The framework that is the pitch portion of the BRFS gimbal.

This is the top plate of the enclosure that the gimbal is mounted to.  The two pine blocks are where the door hinges mount.

This is the shell for the gimbal mounting box.  I used pocket screws to avoid putting screws into the end-grain of the 3/4" plywood I used.

This is one of the two magnet retainers/flux ring assemblies.  The ones shown in these photos was made too large - I made them from a 1" slice of 1" EMT instead of a 3/4" slice.  I had to rebuild both of them. 

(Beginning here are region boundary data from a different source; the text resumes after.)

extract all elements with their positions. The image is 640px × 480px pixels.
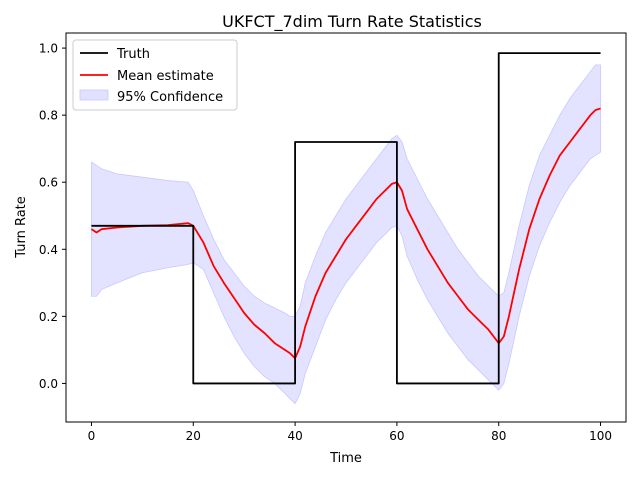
confidence-band-layer (91, 64, 601, 405)
legend-confidence-swatch (79, 89, 109, 101)
y-tick-label: 0.2 (39, 310, 58, 324)
y-axis-label: Turn Rate (14, 196, 29, 259)
legend-box (72, 39, 238, 111)
x-axis-ticks: 0 20 40 60 80 100 (88, 422, 612, 443)
y-tick-label: 0.8 (39, 109, 58, 123)
y-axis-ticks: 0.0 0.2 0.4 0.6 0.8 1.0 (39, 42, 66, 391)
truth-line (91, 52, 601, 385)
y-tick-label: 0.4 (39, 243, 58, 257)
x-tick-label: 40 (287, 429, 302, 443)
legend-mean-label: Mean estimate (117, 69, 214, 84)
y-tick-label: 1.0 (39, 42, 58, 56)
x-tick-label: 20 (186, 429, 201, 443)
y-tick-label: 0.0 (39, 377, 58, 391)
legend-truth-label: Truth (116, 47, 150, 62)
series-line-layer (90, 52, 601, 385)
y-tick-label: 0.6 (39, 176, 58, 190)
x-tick-label: 0 (88, 429, 96, 443)
mean-estimate-line (90, 107, 601, 360)
legend: Truth Mean estimate 95% Confidence (72, 39, 238, 111)
x-tick-label: 100 (589, 429, 612, 443)
confidence-band (91, 64, 601, 405)
legend-confidence-label: 95% Confidence (117, 90, 223, 105)
x-axis-label: Time (329, 451, 362, 466)
x-tick-label: 60 (389, 429, 404, 443)
plot-frame (65, 32, 627, 423)
x-tick-label: 80 (491, 429, 506, 443)
chart-title: UKFCT_7dim Turn Rate Statistics (222, 12, 482, 32)
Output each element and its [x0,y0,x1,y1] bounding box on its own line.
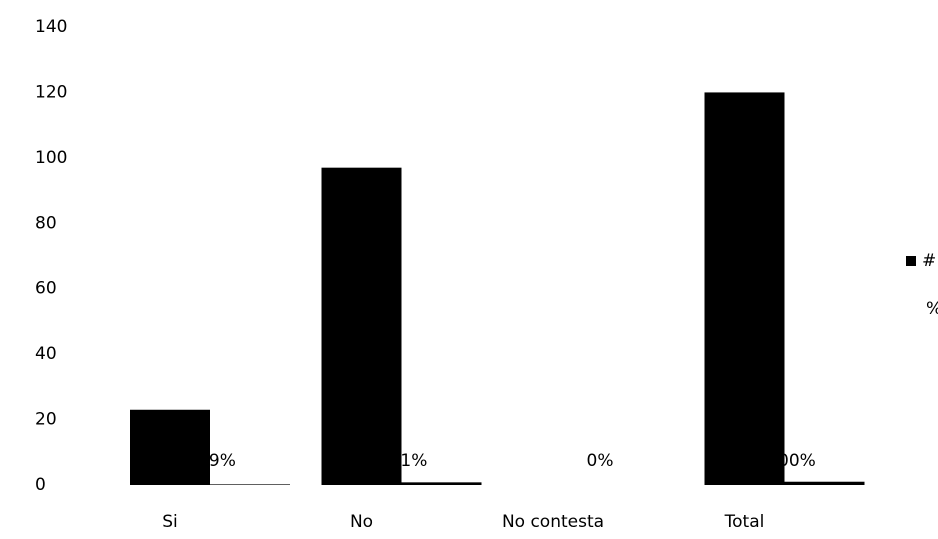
y-tick-label: 100 [35,148,67,168]
value-label: 0% [587,451,614,471]
y-tick-label: 60 [35,279,57,299]
bar [704,92,785,485]
legend-label: # [922,251,936,271]
y-tick-label: 140 [35,17,67,37]
bar [210,484,290,485]
bar [130,409,210,485]
x-tick-label: Si [162,512,178,532]
bar [784,481,865,485]
x-tick-label: No [350,512,373,532]
legend-swatch [906,256,916,266]
bar [321,167,402,485]
y-tick-label: 40 [35,344,57,364]
legend-label: % [926,299,938,319]
y-tick-label: 0 [35,475,46,495]
x-tick-label: Total [724,512,765,532]
y-tick-label: 20 [35,410,57,430]
x-tick-label: No contesta [502,512,604,532]
y-tick-label: 80 [35,213,57,233]
y-tick-label: 120 [35,82,67,102]
bar [401,482,482,485]
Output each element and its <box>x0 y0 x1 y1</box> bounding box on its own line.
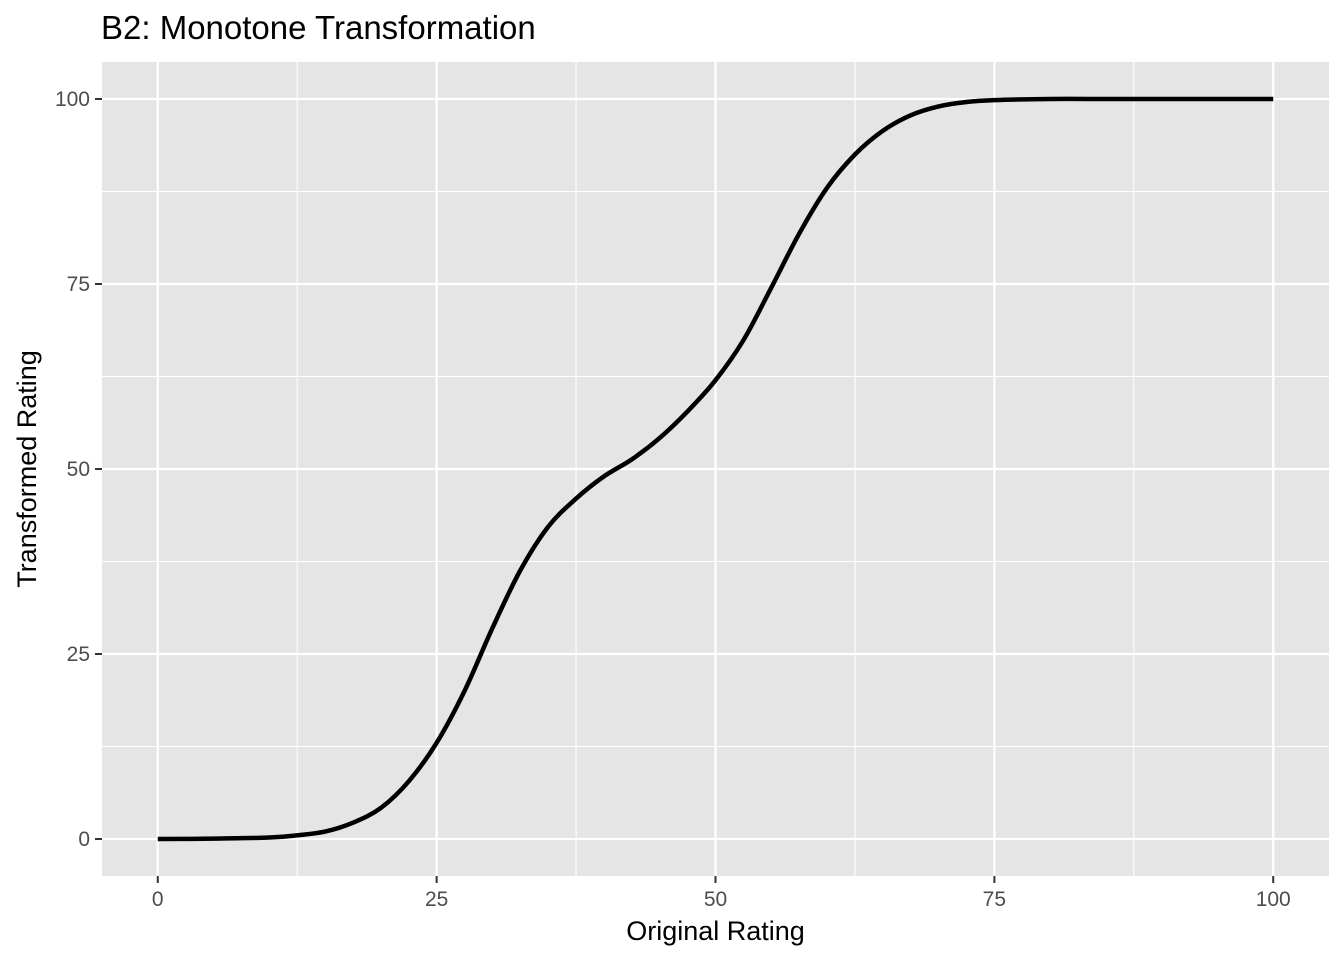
chart-title: B2: Monotone Transformation <box>101 9 536 46</box>
x-tick-label: 75 <box>983 888 1006 911</box>
major-gridlines <box>102 62 1329 876</box>
y-tick-label: 75 <box>67 273 90 296</box>
y-tick-label: 25 <box>67 643 90 666</box>
y-axis: 0 25 50 75 100 <box>55 88 102 851</box>
y-tick-label: 100 <box>55 88 90 111</box>
x-tick-label: 100 <box>1256 888 1291 911</box>
x-tick-label: 25 <box>425 888 448 911</box>
series-layer <box>157 96 1274 842</box>
x-axis-title: Original Rating <box>626 916 805 946</box>
x-axis: 0 25 50 75 100 <box>152 876 1291 911</box>
y-tick-label: 50 <box>67 458 90 481</box>
x-tick-label: 0 <box>152 888 164 911</box>
y-tick-label: 0 <box>78 828 90 851</box>
series-line-0 <box>157 96 1274 842</box>
y-axis-title: Transformed Rating <box>12 350 42 588</box>
x-tick-label: 50 <box>704 888 727 911</box>
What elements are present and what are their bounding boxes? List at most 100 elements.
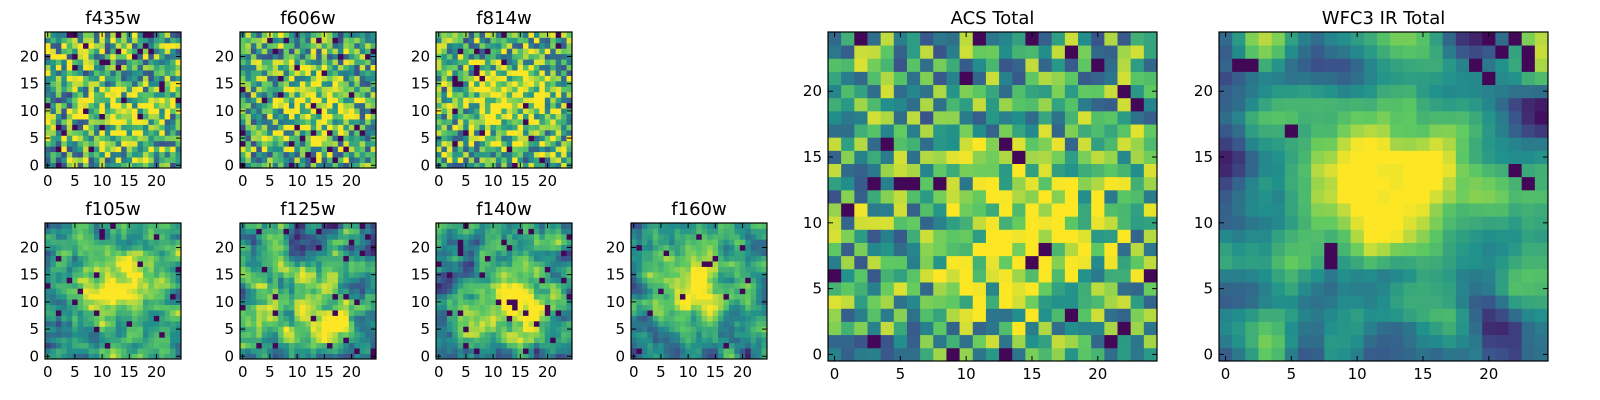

I wanted to point out the importance of reading the text carefully.  This is the correct mounting point for the pitch axis stop block.  The round pocket forward of the hing is the wrong place. :)

The pitch axis stop block.  The metal bracket below it is one of the roll axis spring retainers.

An end view of the magnet retainer/flux ring assembly with one of the mounting ears being epoxied in place.  The "new" set of these uses JB Weld for this instead of Five Minute Epoxy.

Just another view to illustrate some salient point I've since forgotten.

This is the brass tube used to hold the A1302 hall effect device in place.  I'm using a K&S Tubing cutter - you'll get a better cut unless you're some kind of wizard with a Dremel tool or a hack saw.

The original instructions said to use JB Weld (or similar) to epoxy the washer in place.  Being the impatient geek I am, used solder instead.  Turned out fantastic.

The two hall effect sensors wired up.  Pencil helps show how small these are.  (for the curious Pencil Geeks out there, it's a #2 Dixon Ticonderoga.  The One True Pencil.)

Attaching the lid of the gimbal box.  The two pockets you see in the lower of the side is where the hall effect sensor for the pitch axis will be mounted.

Top is all nice and attached.  I used 1-1/4" #6 flat head screws, square drive for this.

I've chamfered the outside edge of the top with a 45 degree bit and used a 1/2" round-over bit to smooth out the interior of the hole where the stick exits the box.

Here's the gimbal assembled.  The only components missing are the springs.  Instead of having the entire stick attached to the roll block, I've used a stub in order to be able to more easily disassemble everything for repair and/or maintenance.

Mike Powell has done a really good job with this design.  I'm very happy with how it's turned out so far.